Translation of Indian Constitution in Maithili language

The Maithili version of the Indian Constitution is the translation of the Indian Constitution in the native language Maithili of the Mithila region in the Indian subcontinent.

== History ==
The official Maithili version of the Indian Constitution was launched by the president of India Droupadi Murmu on 26 November 2024 during the occasion of Constitution Day in the National capital New Delhi. It was launched in the presence of the prime minister Narendra Modi, the opposition leader Rahul Gandhi and some other prominent leaders of the country.

In the year 2020, translator Shambhu Kumar Singh translated the book "The Indian Constitution: Cornerstone of a Nation by Granville Austin" into Maithili language. The translation was published by the Central Institute of Indian Languages in the form of book "Maithili translation of The Indian Constitution: Cornerstone of a Nation by Granville Austin".

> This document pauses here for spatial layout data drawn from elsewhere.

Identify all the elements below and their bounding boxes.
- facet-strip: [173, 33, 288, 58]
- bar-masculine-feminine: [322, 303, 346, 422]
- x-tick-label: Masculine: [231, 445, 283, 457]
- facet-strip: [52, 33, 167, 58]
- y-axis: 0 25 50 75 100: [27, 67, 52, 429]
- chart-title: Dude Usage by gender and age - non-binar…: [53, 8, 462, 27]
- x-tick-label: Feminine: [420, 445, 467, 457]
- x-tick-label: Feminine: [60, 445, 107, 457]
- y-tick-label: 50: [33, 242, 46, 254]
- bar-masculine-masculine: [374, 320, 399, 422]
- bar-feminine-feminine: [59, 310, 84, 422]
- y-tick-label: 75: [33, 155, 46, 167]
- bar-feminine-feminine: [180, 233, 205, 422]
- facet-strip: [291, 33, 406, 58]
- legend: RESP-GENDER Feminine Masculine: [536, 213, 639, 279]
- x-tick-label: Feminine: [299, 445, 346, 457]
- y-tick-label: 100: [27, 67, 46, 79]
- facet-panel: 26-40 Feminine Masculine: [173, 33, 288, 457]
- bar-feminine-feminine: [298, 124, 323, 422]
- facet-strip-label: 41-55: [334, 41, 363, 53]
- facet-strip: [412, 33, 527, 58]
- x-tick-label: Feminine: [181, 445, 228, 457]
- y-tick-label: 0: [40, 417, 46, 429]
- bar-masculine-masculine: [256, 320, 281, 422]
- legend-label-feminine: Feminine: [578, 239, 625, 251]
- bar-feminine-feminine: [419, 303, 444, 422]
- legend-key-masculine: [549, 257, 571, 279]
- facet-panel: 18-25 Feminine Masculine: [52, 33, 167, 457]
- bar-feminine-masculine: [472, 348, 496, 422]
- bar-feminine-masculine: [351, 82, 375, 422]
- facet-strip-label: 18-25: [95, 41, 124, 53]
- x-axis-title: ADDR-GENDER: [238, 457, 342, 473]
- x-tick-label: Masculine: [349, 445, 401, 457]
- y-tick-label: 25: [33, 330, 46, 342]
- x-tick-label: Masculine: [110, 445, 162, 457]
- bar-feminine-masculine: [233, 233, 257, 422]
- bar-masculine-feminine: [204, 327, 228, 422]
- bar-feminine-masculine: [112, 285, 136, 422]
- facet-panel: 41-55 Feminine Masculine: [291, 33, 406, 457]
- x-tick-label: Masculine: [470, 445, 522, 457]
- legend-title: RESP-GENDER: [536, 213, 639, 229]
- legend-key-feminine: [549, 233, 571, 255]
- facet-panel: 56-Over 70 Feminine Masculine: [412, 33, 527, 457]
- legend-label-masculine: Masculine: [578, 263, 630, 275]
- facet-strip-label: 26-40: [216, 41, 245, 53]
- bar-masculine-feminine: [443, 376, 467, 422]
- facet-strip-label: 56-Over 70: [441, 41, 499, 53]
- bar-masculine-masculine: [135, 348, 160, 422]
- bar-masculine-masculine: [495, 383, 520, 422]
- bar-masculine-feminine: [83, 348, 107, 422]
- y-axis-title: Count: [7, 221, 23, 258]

The official translation of the Indian Constitution into Maithili was carried through the National Translation Mission of the Indian Language Institute, Mysore which is controlled by the Ministry of Education, Government of India. The National Translation Mission conducted several seminars and workshops at different educational institutions in the state of Bihar to prepare the official translation of the Indian Constitution in Maithili language. In 2024, the National Translation Mission conducted 10 days seminar at the campus of East and West Teachers Training College, Saharsa of the Bhupendra Narayan Mandal University. In the final stage of the translation, the National Translation Mission conducted 11 days seminar and workshop at the campus of Anugrah Narayan College in the Bihar state capital city Patna from 7 August 2024 to 17 August 2024 in which scholars like professor Ashok Kumar Mehta of Lalit Narayan Mithila University and professor Keshkar Thakur of Bhagalpur University participated as the subject specialists.

In the year 2010, Maithili Sahitya Sansthan secretary Bhairava Lal Das also published the Maithili translation of the Indian Constitution from his own self. Similarly on 24 June 2013, a translation of the Indian Constitution in Maithili language translated jointly by Nityanand Lal Das and Bhairava Lal Das was released by the principal secretary Vijay Prakash of the planning department at the auditorium of the Bihar Research Society.